A day has gone by and my mind is still going and going and going. I have told my parents and my sister that we are expecting once again. They are very excited, surprised (I am really not sure why) but excited. Mom is already talking about quilts she is going to make. I of course told her she has to wait. I wish I didn't have this doubt but history is always on my mind. She believes it will all be ok since I now have sparky and my heart is actually beating and pumping like it is supposed to.
I am anxious to contact my doctor and tell him whats going on so he can reassure me that he will watch me carefully and for a doctor to tell me that it is going to be ok. I am thankful for this pregnancy I have a doctor who cares!!

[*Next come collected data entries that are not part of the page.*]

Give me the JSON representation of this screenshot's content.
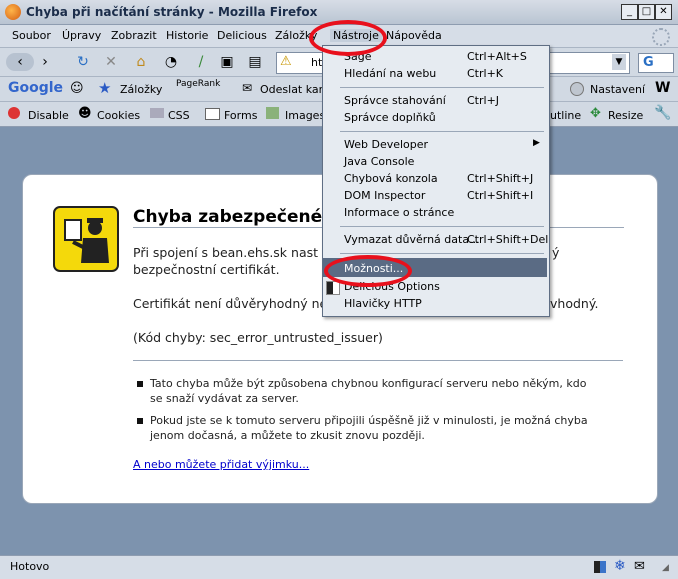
{
  "window": {
    "title": "Chyba při načítání stránky - Mozilla Firefox"
  },
  "menubar": {
    "items": [
      "Soubor",
      "Úpravy",
      "Zobrazit",
      "Historie",
      "Delicious",
      "Záložky",
      "Nástroje",
      "Nápověda"
    ]
  },
  "navbar": {
    "url_partial": "htt"
  },
  "googlebar": {
    "logo": "Google",
    "zalozky": "Záložky",
    "pagerank": "PageRank",
    "odeslat": "Odeslat kam",
    "nastaveni": "Nastavení"
  },
  "devbar": {
    "disable": "Disable",
    "cookies": "Cookies",
    "css": "CSS",
    "forms": "Forms",
    "images": "Images",
    "outline": "utline",
    "resize": "Resize"
  },
  "error": {
    "title": "Chyba zabezpečeného",
    "p1a": "Při spojení s bean.ehs.sk nast",
    "p1b": "bezpečnostní certifikát.",
    "p1tail": "ý",
    "p2a": "Certifikát není důvěryhodný ne",
    "p2tail": "vhodný.",
    "code": "(Kód chyby: sec_error_untrusted_issuer)",
    "bullet1": "Tato chyba může být způsobena chybnou konfigurací serveru nebo někým, kdo se snaží vydávat za server.",
    "bullet2": "Pokud jste se k tomuto serveru připojili úspěšně již v minulosti, je možná chyba jenom dočasná, a můžete to zkusit znovu později.",
    "link": "A nebo můžete přidat výjimku..."
  },
  "status": {
    "text": "Hotovo"
  },
  "dropdown": {
    "items": [
      {
        "label": "Sage",
        "shortcut": "Ctrl+Alt+S"
      },
      {
        "label": "Hledání na webu",
        "shortcut": "Ctrl+K"
      },
      {
        "label": "Správce stahování",
        "shortcut": "Ctrl+J"
      },
      {
        "label": "Správce doplňků",
        "shortcut": ""
      },
      {
        "label": "Web Developer",
        "shortcut": ""
      },
      {
        "label": "Java Console",
        "shortcut": ""
      },
      {
        "label": "Chybová konzola",
        "shortcut": "Ctrl+Shift+J"
      },
      {
        "label": "DOM Inspector",
        "shortcut": "Ctrl+Shift+I"
      },
      {
        "label": "Informace o stránce",
        "shortcut": ""
      },
      {
        "label": "Vymazat důvěrná data...",
        "shortcut": "Ctrl+Shift+Del"
      },
      {
        "label": "Možnosti...",
        "shortcut": ""
      },
      {
        "label": "Delicious Options",
        "shortcut": ""
      },
      {
        "label": "Hlavičky HTTP",
        "shortcut": ""
      }
    ]
  },
  "colors": {
    "highlight": "#e8101c",
    "menu_hover": "#5a6b84",
    "link": "#0000cc"
  }
}
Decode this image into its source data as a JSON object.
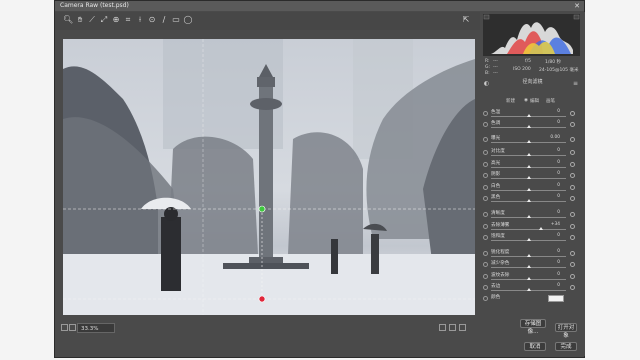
{
  "window": {
    "title": "Camera Raw (test.psd)"
  },
  "toolbar": {
    "tools": [
      "zoom-tool-icon",
      "hand-tool-icon",
      "white-balance-icon",
      "color-sampler-icon",
      "targeted-adjust-icon",
      "crop-icon",
      "spot-removal-icon",
      "red-eye-icon",
      "adjustment-brush-icon",
      "graduated-filter-icon",
      "radial-filter-icon",
      "open-preferences-icon"
    ]
  },
  "camera_info": {
    "aperture": "f/5",
    "shutter": "1/80 秒",
    "iso": "ISO 200",
    "focal": "24-105@105 毫米",
    "rgb_r": "R:",
    "rgb_g": "G:",
    "rgb_b": "B:",
    "dash": "---"
  },
  "panel": {
    "section_title": "径向滤镜",
    "mode_new": "新建",
    "mode_edit": "编辑",
    "mode_brush": "画笔"
  },
  "sliders": [
    {
      "label": "色温",
      "value": "0",
      "pos": 0.5
    },
    {
      "label": "色调",
      "value": "0",
      "pos": 0.5
    },
    {
      "label": "曝光",
      "value": "0.00",
      "pos": 0.5
    },
    {
      "label": "对比度",
      "value": "0",
      "pos": 0.5
    },
    {
      "label": "高光",
      "value": "0",
      "pos": 0.5
    },
    {
      "label": "阴影",
      "value": "0",
      "pos": 0.5
    },
    {
      "label": "白色",
      "value": "0",
      "pos": 0.5
    },
    {
      "label": "黑色",
      "value": "0",
      "pos": 0.5
    },
    {
      "label": "清晰度",
      "value": "0",
      "pos": 0.5
    },
    {
      "label": "去除薄雾",
      "value": "+34",
      "pos": 0.67
    },
    {
      "label": "饱和度",
      "value": "0",
      "pos": 0.5
    },
    {
      "label": "锐化程度",
      "value": "0",
      "pos": 0.5
    },
    {
      "label": "减少杂色",
      "value": "0",
      "pos": 0.5
    },
    {
      "label": "波纹去除",
      "value": "0",
      "pos": 0.5
    },
    {
      "label": "去边",
      "value": "0",
      "pos": 0.5
    }
  ],
  "color_label": "颜色",
  "statusbar": {
    "zoom": "33.3%"
  },
  "buttons": {
    "open": "打开对象",
    "cancel": "取消",
    "done": "完成",
    "save": "存储图像..."
  },
  "colors": {
    "window_bg": "#4a4a4a",
    "filter_pin_top": "#3ec93e",
    "filter_pin_bottom": "#e0263a"
  }
}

Work has been incredibly stressful and difficult and I am worried that being pregnant is going to make it ten times worse. My boss who I would usually say is amazing has been very demanding and not very helpful. I feel like I am stuck in a hole I don't know how to get out of and pregnancy will make it harder. I just hope that she understands and lightens up a bit. I often come home exhausted and emotional and tears seem to always be streaming down my face on the drive home. I love my job but it is a hard job and right now things are harder than it has ever been. I just hope this pregnancy is a sign that things will start to look up and things will be ok.
This pregnancy is a blessing no matter how it ends. I have the chance to work harder and get things done at work to prepare, finally get more financially stable (baby= big incentive), get closer to my family, friends, and especially my husband. I dont know what is ahead of me or how this will end so I am just going to enjoy it for today and hope that third time really is a charm!